Using an array of telescopes on the ground and in space, astronomers have discovered a white dwarf star that is both the smallest ever found while also being the most massive.
White dwarfs are the collapsed remnants of stars that were once about eight times the mass of our Sun or lighter. Our Sun, for example, after it first puffs up into a red giant in about 5 billion years, will ultimately slough off its outer layers and shrink down into a compact white dwarf. About 97 percent of all stars become white dwarfs.
While our Sun is alone in space without a stellar partner, many stars orbit around each other in pairs. The stars grow old together, and if they are both less than eight solar-masses, they will both evolve into white dwarfs.

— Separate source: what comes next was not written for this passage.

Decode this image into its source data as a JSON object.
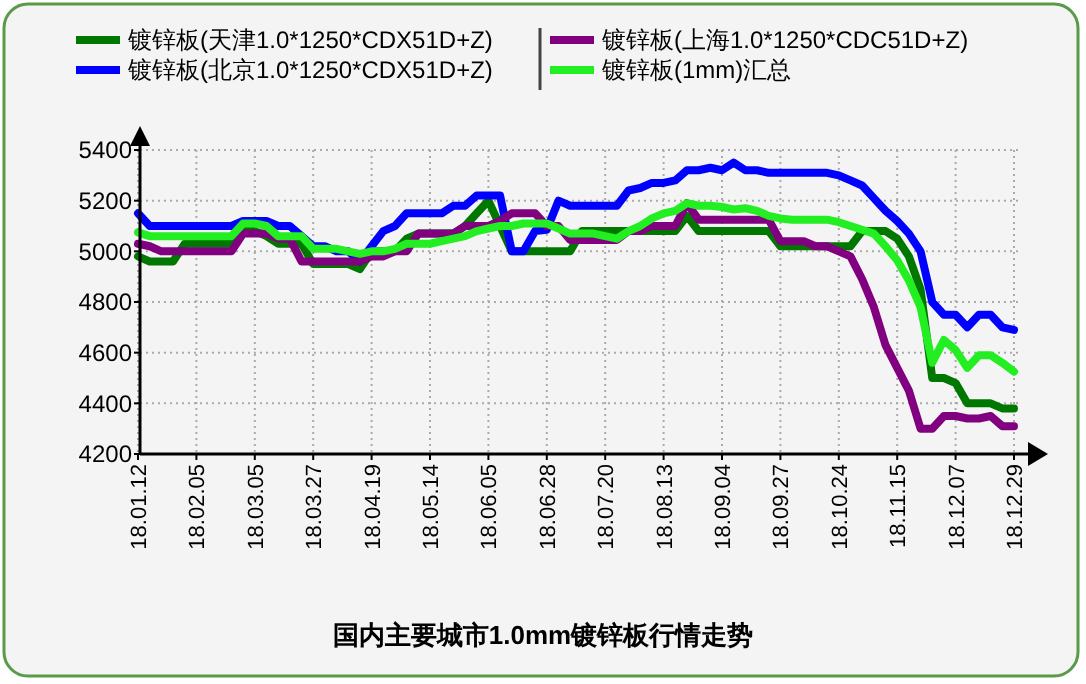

The new discovery provides an example of what can happen after this phase. The pair of white dwarfs, which spiral around each other, lose energy in the form of gravitational waves and ultimately merge. If the dead stars are massive enough, they explode in what is called a type Ia supernova. But if they are below a certain mass threshold, they combine together into a new white dwarf that is heavier than either progenitor star. This process of merging boosts the magnetic field of that star and speeds up its rotation compared to that of the progenitors.
Astronomers say that the newfound tiny white dwarf, named ZTF J1901+1458, took the latter route of evolution; its progenitors merged and produced a white dwarf 1.35 times the mass of our Sun. The white dwarf has an extreme magnetic field almost 1 billion times stronger than our Sun’s and whips around on its axis at a frenzied pace of one revolution every seven minutes (the zippiest white dwarf known, called EPIC 228939929, rotates every 5.3 minutes).
Based on their present understanding of stellar evolution, single white dwarfs do not form from stars with more than 1.3 solar masses. Stars with greater masses instead become neutron stars, or black holes. To get a white dwarf of 1.35 masses thus requires a merger of two white dwarfs, but it also means that the resulting dwarf could be unstable and could collapse into a neutron star at some point. The data also suggests that this merger process might be how a large number of neutron stars actually form.
The dwarf is also the smallest ever found, with a diameter of 2,670 miles, because the larger masses squeezes it into a tighter space.